Nan and I listened to: “And now, Our Gal Sunday, the story of an orphan girl named Sunday from the little mining town of Silver Creek, Colorado, who in young womanhood married England’s richest, most handsome lord, Lord Henry Brinthrope—the story that asks the question, can this girl from a mining town in the West find happiness as the wife of a wealthy and titled Englishman?” All of this I remember, and the name Black Swan Hall where Sunday and Lord Henry were beset by ex-lovers, fortune-hunters, shady lords and ladies, even kidnappers, for fifteen minutes every weekday at 12:15 p.m.

Then, the Romance of Helen Trent. I recall, almost word for word, the signature opening: “Time now for the Romance of Helen Trent…the real-life drama of Helen Trent, who—when life mocks her, breaks her hopes, dashes her against the rocks of despair—fights back bravely, successfully, to prove what so many women long to prove in their own lives…that because a woman is 35, and more, romance in life need not be over…” I checked my recollections against “On the Air: The Encyclopedia of Old-Time Radio”, by mystery author John Dunning (Oxford University Press, 1998). Independently, I remembered the name Gil Whitney, Helen’s perennial suitor. That she was a sought-after dress designer in Hollywood, changed her men like a whore changes her panties, yet was a straight-shooter and didn’t smoke—this I didn’t know at age 7. Helen Trent was also 15-minutes-long and as the music faded, I was out the door and covering the four blocks back to school before the bell rang summoning us to line up in the street to march back in by class.

After school, I ran home to do my homework before hitting the street—“go out and play” were the magic words, accompanied by “Don’t go off the block and be home for supper. (In Fall and Winter, that meant darkness, about 5 p.m.; in Spring as it stayed light longer, you’d push it.) We played in the streets in that time: stickball, punchball, kick-the-can, ringolevio; my block, Oakland Street was a narrow, cobble-stoned City street, lightly traveled by cars.

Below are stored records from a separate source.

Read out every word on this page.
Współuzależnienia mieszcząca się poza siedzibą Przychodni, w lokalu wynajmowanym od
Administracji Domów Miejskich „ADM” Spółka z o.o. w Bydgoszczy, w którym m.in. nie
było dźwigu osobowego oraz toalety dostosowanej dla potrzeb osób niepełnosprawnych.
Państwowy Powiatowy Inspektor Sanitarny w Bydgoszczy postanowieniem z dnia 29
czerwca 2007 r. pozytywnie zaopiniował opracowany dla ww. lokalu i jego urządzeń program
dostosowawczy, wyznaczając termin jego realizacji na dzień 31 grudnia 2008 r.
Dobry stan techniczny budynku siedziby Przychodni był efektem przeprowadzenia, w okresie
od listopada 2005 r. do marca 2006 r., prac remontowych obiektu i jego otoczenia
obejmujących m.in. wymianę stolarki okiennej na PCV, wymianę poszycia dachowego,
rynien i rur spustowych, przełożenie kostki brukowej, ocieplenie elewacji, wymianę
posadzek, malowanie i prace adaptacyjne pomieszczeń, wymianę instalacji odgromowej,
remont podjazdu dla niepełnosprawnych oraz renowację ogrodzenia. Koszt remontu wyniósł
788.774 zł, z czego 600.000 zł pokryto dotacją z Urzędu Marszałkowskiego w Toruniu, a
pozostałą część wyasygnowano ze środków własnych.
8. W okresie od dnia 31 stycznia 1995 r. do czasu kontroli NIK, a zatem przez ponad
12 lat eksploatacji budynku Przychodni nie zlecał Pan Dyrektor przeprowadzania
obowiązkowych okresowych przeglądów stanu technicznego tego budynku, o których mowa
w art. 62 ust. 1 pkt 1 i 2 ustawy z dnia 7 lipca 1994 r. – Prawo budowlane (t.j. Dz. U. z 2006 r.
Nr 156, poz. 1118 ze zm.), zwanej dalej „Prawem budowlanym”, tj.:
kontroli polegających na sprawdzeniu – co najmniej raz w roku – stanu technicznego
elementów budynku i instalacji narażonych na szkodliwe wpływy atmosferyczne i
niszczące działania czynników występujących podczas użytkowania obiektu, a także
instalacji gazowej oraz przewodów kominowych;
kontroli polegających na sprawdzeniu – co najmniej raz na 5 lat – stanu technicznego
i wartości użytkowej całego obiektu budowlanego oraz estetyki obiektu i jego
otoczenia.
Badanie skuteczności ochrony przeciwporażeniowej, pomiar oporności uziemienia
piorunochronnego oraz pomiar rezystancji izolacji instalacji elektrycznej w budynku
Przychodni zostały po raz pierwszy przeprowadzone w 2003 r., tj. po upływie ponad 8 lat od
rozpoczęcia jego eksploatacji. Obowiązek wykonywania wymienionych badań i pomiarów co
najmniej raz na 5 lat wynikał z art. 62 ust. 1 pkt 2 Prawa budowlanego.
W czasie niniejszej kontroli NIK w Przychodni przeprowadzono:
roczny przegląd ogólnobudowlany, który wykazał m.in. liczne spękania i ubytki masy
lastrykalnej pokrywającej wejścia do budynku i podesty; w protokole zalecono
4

When it got dark, my Aunt, leaning out the window of our fourth-floor tenement, would shout “Bobby”—loudly enough for me to hear her over the street din, in that summonsing voice that set me in instant motion.

After dinner, The Fat Man awaited. Each Monday night at 8:30, I’d be sitting cross-legged in front of our big RCA console in the parlor when a harp starts playing and a woman intones: “There he goes into that drugstore…he’s stepping on the scale.” (We hear a penny tumbling into the scale) “Weight?...237 pounds.” (A clicking sound of the fortune popping out of the scale), then: “Fortune?---Danger! Who is it?” she asks. “The Fat Mannnnnnn!” PI Brad Runyan answers. I don’t remember a single adventure of the Fat Man although I sat with him for 30 minutes on countless Mondays from 1946 to 1951.

My keenest memories, though, are of Mr. Keen, Tracer of Lost Persons (Thursdays at 8). Mike Clancy, his operative, eventually says in a vaudevillian turn: “Saints preserve us, Mr. Keen, do ya mean…?” “Yes, Mike,” Keen replies, explaining how he solved the crime. A charming, old stuffed shirt, Mr. Keen was Philo Vance for the lower classes. And Boston Blackie (Friday nights at 10), “enemy to those who make him an enemy, friend to those who have no friend.” Those lines are forever inscribed in my brain. Although I listened loyally to Bulldog Drummond, the Green Hornet, Johnny Dollar, I Was a Communist for the FBI, Mr. District Attorney, Renfrew of the Royal Mounted, I remember the names only, with a touch of nostalgia. “Hi Yo, Silver, Away!” … “Faster than a speeding bullet, able to leap tall buildings in a single bound!”…Spooky organ music, the unholy laugh, then: “Who knows…what evil…lllllurks…in the hearts of men?...The Shadow knows!” Goes without saying, they will always be with me.

From ages six to ten, I was captive to the Magic Box. Then a spinster lady, Josie, who lived with her brother George next door, got an Admiral TV, the first in our building. She invited me in for Milton Berle’s Texaco Comedy Hour and Ronald Regan’s General Electric Theatre, and Radio Days were behind me.

Well, maybe not. Years after I’d stopped listening, I become a NYC policeman. Then, a criminal defense lawyer like John J. Malone, Attorney at Law (Murder and Mr. Malone, Saturday nights at 8). My first business card as a criminal lawyer read: Robert J. Knightly, Attorney at Law.